The goal of martingale is to be able to participate in bounces to the upside for quick flips, but also enter in lower if a position move against you. Right now is a great example of why we enter long. Just looking at the chart, it looks like it could keep going down to 400. But we don't know that.
What if it rebounds? We can start entering in small with the anticipating that if it goes down, we'll enter more for a rebound. (In this particular case, I have buys laddered down quite deep.) So if the market goes down to 350, I will be filled at 450 and 375 and my average cost will be around 425, roughly.
2 things happen as this occurring.
1. I can remain emotionally sane and not panic. I know that I have buys deeper than this if the market continues down.
2. My cost is averaging down.
Lets use this scenario that the market goes from where it is now to 350 as stated above. I had a 5% stop loss on a 100% portfolio entry point at 550. Now I have to enter again and risk another 5% at maybe 450. I could potentially get stopped out twice if the market is extremely volatile, maybe a 3rd? Person using the stop on a 10k portfolio if he were stopped out twice with a 5% risk factor is now at $9,025 looking to get back in to make it up. On a martingale strategy I would only be filled with 50% of the portfolio if it goes down to 350. Without doing the exact math, the loss would be higher, lets say a 10% stop loss, however a 10% loss on a 50% portfolio entry point at this juncture would still leave you with just losing $500, or twice as LESS risk then using stops.
Most importantly about the above scenario is the martingale allows you flexibility in times of market volatility and keeps you emotionally sane.

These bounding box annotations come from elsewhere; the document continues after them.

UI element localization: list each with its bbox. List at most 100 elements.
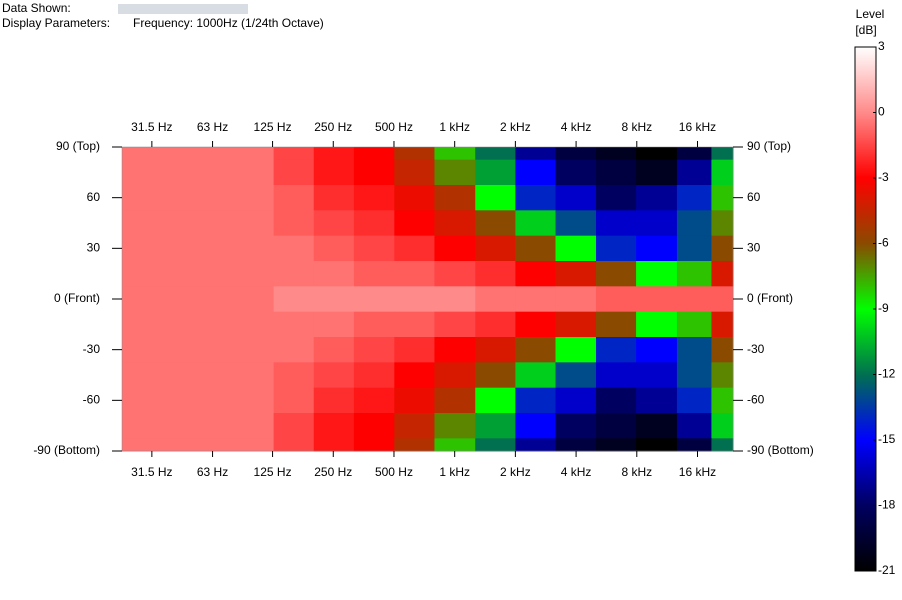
- heat-cell: [636, 185, 678, 211]
- heat-cell: [394, 159, 435, 186]
- heat-cell: [711, 311, 734, 338]
- heat-cell: [515, 438, 557, 452]
- x-tick-label-top: 16 kHz: [679, 120, 716, 134]
- heat-cell: [394, 235, 435, 262]
- heat-cell: [711, 438, 734, 452]
- heat-cell: [676, 147, 712, 161]
- heat-cell: [152, 387, 194, 414]
- heat-cell: [595, 286, 637, 313]
- heat-cell: [122, 438, 153, 452]
- heat-cell: [353, 185, 395, 211]
- heat-cell: [122, 185, 153, 211]
- heat-cell: [152, 159, 194, 186]
- heat-cell: [353, 147, 395, 161]
- heat-cell: [434, 387, 476, 414]
- heat-cell: [152, 235, 194, 262]
- heat-cell: [636, 159, 678, 186]
- heat-cell: [711, 185, 734, 211]
- heat-cell: [475, 235, 516, 262]
- x-tick-label-bottom: 250 Hz: [314, 465, 352, 479]
- heat-cell: [515, 413, 557, 439]
- heat-cell: [434, 261, 476, 287]
- heat-cell: [273, 147, 315, 161]
- heat-cell: [636, 311, 678, 338]
- heat-cell: [273, 438, 315, 452]
- heat-cell: [434, 362, 476, 389]
- heat-cell: [434, 438, 476, 452]
- heat-cell: [595, 147, 637, 161]
- heat-cell: [676, 185, 712, 211]
- colorbar-tick-label: -21: [878, 563, 896, 577]
- heat-cell: [595, 210, 637, 237]
- heat-cell: [711, 147, 734, 161]
- heat-cell: [152, 261, 194, 287]
- y-tick-label-right: 0 (Front): [747, 291, 793, 305]
- colorbar-tick-label: 0: [878, 105, 885, 119]
- x-tick-label-top: 31.5 Hz: [131, 120, 172, 134]
- heat-cell: [711, 362, 734, 389]
- y-tick-label-left: 30: [87, 241, 101, 255]
- colorbar: [854, 46, 877, 572]
- heat-cell: [273, 185, 315, 211]
- data-shown-label: Data Shown:: [2, 1, 71, 15]
- heat-cell: [273, 286, 315, 313]
- heat-cell: [122, 159, 153, 186]
- heat-cell: [515, 147, 557, 161]
- heat-cell: [394, 337, 435, 363]
- heat-cell: [636, 337, 678, 363]
- heat-cell: [313, 185, 355, 211]
- heat-cell: [555, 210, 597, 237]
- heat-cell: [152, 311, 194, 338]
- heat-cell: [152, 210, 194, 237]
- heat-cell: [515, 362, 557, 389]
- heat-cell: [636, 413, 678, 439]
- heat-cell: [313, 362, 355, 389]
- blurred-text: [118, 4, 248, 14]
- heat-cell: [595, 438, 637, 452]
- heat-cell: [122, 362, 153, 389]
- heat-cell: [711, 387, 734, 414]
- heat-cell: [475, 261, 516, 287]
- x-tick-label-bottom: 16 kHz: [679, 465, 716, 479]
- heat-cell: [353, 261, 395, 287]
- heat-cell: [152, 438, 194, 452]
- heat-cell: [475, 185, 516, 211]
- heat-cell: [475, 159, 516, 186]
- heat-cell: [232, 147, 275, 161]
- heat-cell: [636, 261, 678, 287]
- heat-cell: [152, 147, 194, 161]
- heat-cell: [122, 286, 153, 313]
- heat-cell: [636, 235, 678, 262]
- heat-cell: [711, 159, 734, 186]
- heat-cell: [636, 286, 678, 313]
- heat-cell: [434, 147, 476, 161]
- heat-cell: [232, 387, 275, 414]
- heat-cell: [555, 362, 597, 389]
- heat-cell: [595, 337, 637, 363]
- heat-cell: [152, 362, 194, 389]
- heat-cell: [676, 159, 712, 186]
- heat-cell: [232, 438, 275, 452]
- heat-cell: [555, 438, 597, 452]
- heat-cell: [394, 261, 435, 287]
- heat-cell: [676, 337, 712, 363]
- heat-cell: [313, 286, 355, 313]
- heat-cell: [232, 210, 275, 237]
- heat-cell: [434, 311, 476, 338]
- heat-cell: [676, 261, 712, 287]
- heat-cell: [313, 235, 355, 262]
- heat-cell: [475, 438, 516, 452]
- heat-cell: [313, 413, 355, 439]
- heat-cell: [353, 337, 395, 363]
- y-tick-label-right: -90 (Bottom): [747, 443, 814, 457]
- heat-cell: [676, 286, 712, 313]
- heat-cell: [434, 185, 476, 211]
- colorbar-unit: [dB]: [855, 23, 876, 37]
- heat-cell: [232, 261, 275, 287]
- heat-cell: [122, 387, 153, 414]
- heat-cell: [273, 159, 315, 186]
- heat-cell: [711, 286, 734, 313]
- y-tick-label-right: 30: [747, 241, 761, 255]
- heat-cell: [636, 147, 678, 161]
- x-tick-label-bottom: 63 Hz: [197, 465, 228, 479]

To summarize: Assess the risk of where a trade can go. Control your emotions and ladder your buys accordingly if you use this strategy. I hope this helps you better understand how I trade and helps you in your trading and money management. If it does support your trading, please send me love via my tweet on my twitter page.
Best,
-Sherem
A side note about massive Black Swann event's:
Of course if something happens like what happened with the swiss franc a few years back it's bad news bears all around. What you can do to really protect yourself in that event is put a stop loss behind your final martingale structure as discussed above.